La Catarata La Fortuna, un modelo de turismo comunitario reconocido mundialmente
Por Redacción
La Fortuna, 25 de julio de 2026.- Decenas de turistas extranjeros chapotean al pie de una catarata de más de 70 metros en medio de selva húmeda, viviendo la experiencia de bañarse en un río inmaculado junto a peces del tamaño de un pie. Este lugar entró este año al 1% de mejores sitios para visitar en el mundo, según la plataforma Tripadvisor, atrayendo a unos 350.000 visitantes anuales que suben las 500 escaleras para salir del sitio sin parecer preocupados por el esfuerzo físico.

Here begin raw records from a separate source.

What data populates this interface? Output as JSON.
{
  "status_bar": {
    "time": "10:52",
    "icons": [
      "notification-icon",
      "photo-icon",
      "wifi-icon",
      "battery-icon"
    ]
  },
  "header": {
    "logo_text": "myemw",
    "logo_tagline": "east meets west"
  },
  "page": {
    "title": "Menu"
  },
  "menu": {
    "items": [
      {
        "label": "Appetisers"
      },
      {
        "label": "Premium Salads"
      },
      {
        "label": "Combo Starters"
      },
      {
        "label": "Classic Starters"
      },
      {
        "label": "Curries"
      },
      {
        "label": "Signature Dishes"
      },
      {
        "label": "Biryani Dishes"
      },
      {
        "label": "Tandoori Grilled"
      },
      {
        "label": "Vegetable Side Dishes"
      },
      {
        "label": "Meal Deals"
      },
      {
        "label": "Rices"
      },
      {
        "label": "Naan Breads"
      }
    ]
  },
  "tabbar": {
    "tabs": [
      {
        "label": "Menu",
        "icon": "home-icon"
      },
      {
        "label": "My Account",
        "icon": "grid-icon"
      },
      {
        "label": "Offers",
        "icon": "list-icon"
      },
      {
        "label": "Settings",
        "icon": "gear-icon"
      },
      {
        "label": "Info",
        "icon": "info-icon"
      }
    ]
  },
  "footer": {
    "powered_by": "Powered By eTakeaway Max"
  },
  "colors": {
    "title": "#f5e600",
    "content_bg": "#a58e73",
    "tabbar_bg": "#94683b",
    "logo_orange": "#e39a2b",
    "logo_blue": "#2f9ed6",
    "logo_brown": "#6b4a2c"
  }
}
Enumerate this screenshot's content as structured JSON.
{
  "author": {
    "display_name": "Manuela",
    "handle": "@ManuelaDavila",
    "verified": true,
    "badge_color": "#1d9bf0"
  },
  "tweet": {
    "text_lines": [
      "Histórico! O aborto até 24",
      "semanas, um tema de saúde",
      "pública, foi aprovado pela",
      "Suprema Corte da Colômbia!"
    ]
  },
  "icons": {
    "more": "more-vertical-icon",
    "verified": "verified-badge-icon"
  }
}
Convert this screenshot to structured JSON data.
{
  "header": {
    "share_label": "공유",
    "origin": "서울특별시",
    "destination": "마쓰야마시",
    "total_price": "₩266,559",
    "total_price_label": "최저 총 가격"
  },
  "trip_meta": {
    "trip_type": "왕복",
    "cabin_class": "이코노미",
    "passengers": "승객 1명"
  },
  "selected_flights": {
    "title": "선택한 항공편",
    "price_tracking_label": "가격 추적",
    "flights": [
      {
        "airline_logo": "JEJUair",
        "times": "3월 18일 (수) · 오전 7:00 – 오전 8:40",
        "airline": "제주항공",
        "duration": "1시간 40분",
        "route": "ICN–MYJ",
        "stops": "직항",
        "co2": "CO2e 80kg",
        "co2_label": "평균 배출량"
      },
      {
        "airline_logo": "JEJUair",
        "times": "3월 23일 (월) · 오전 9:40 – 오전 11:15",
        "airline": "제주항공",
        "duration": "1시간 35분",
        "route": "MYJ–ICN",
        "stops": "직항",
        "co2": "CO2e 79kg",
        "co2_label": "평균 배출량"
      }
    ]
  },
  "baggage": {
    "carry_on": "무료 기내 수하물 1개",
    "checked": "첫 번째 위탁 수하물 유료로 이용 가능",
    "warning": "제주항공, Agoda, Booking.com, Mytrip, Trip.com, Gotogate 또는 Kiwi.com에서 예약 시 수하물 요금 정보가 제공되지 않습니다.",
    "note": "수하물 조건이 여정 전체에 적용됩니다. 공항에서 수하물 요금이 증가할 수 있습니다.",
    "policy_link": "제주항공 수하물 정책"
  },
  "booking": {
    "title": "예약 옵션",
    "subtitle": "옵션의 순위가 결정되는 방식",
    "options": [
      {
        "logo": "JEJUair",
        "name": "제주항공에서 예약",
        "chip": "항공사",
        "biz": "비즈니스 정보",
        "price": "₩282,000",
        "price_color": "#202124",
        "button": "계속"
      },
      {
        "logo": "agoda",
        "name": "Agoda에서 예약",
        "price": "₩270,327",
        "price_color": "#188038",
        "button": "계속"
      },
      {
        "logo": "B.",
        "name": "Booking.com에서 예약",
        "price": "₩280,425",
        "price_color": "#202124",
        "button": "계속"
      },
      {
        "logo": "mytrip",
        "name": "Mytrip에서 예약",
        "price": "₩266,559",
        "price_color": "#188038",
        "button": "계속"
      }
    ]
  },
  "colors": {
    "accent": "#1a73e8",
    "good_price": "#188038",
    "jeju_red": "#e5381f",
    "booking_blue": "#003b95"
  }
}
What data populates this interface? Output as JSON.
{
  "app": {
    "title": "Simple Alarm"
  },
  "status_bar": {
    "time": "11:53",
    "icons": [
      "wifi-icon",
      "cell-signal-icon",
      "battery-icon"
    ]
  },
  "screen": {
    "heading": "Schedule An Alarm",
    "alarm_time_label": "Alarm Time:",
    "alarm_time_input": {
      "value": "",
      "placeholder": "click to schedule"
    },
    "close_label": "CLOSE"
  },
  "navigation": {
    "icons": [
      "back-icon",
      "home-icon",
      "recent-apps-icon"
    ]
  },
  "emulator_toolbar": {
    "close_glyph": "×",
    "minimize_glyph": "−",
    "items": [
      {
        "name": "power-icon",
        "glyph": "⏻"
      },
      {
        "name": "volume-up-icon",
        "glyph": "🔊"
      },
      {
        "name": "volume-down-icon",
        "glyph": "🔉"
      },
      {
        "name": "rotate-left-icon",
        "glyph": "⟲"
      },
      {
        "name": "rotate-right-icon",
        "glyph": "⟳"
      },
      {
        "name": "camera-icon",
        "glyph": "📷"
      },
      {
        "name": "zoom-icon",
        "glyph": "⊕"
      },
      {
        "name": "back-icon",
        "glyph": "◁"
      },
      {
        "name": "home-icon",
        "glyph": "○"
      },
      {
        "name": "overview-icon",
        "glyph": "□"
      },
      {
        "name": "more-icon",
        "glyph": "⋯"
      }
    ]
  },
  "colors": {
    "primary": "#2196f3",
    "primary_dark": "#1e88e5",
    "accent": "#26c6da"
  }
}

A diferencia de otros destinos, esta catarata es propiedad de una asociación comunal y los beneficios no llegan a las cuentas de un empresario, de cadenas internacionales ni del Estado. Las ganancias se destinan a otra infraestructura comunal, servicios de ornato, inversiones culturales y ayudas sociales a cargo de la Asociación de Desarrollo Integral de La Fortuna (Adifort), una agrupación con marco legal de estructura privada sin fines de lucro e interés público.
Mientras decenas de extranjeros nadan en el río, una docena de ancianos de la comunidad lo hacen en el pueblo en una piscina semiolímpica construida con las ganancias de la catarata. Esto lo desconocen casi todos los miles de visitantes que seleccionaron el lugar como destino popular favorito, según la notificación que recibió la asociación a finales de abril.
Yeray Macías, un veterinario español que llegó con su familia buscando naturaleza, verde denso y ríos limpios, se entera complacido mientras toma fotografías de que este destino es diferente también por sus beneficiarios finales. Otros turistas, como una mujer irlandesa que meditaba o dos jóvenes indios que hacían videollamada a su madre, llenan sus móviles de imágenes que invitarán a otros a venir.
La historia del sitio comenzó con una destructiva erupción del volcán Arenal en 1968 y la intención del Estado de mantener la población en la zona. Lugareños recibieron en los años 70 terrenos para producir, pero a un hombre le adjudicaron este trozo quebrado de pared volcánica; al no verle utilidad alguna para sembrados ni ganadería, lo donó a la asociación comunal.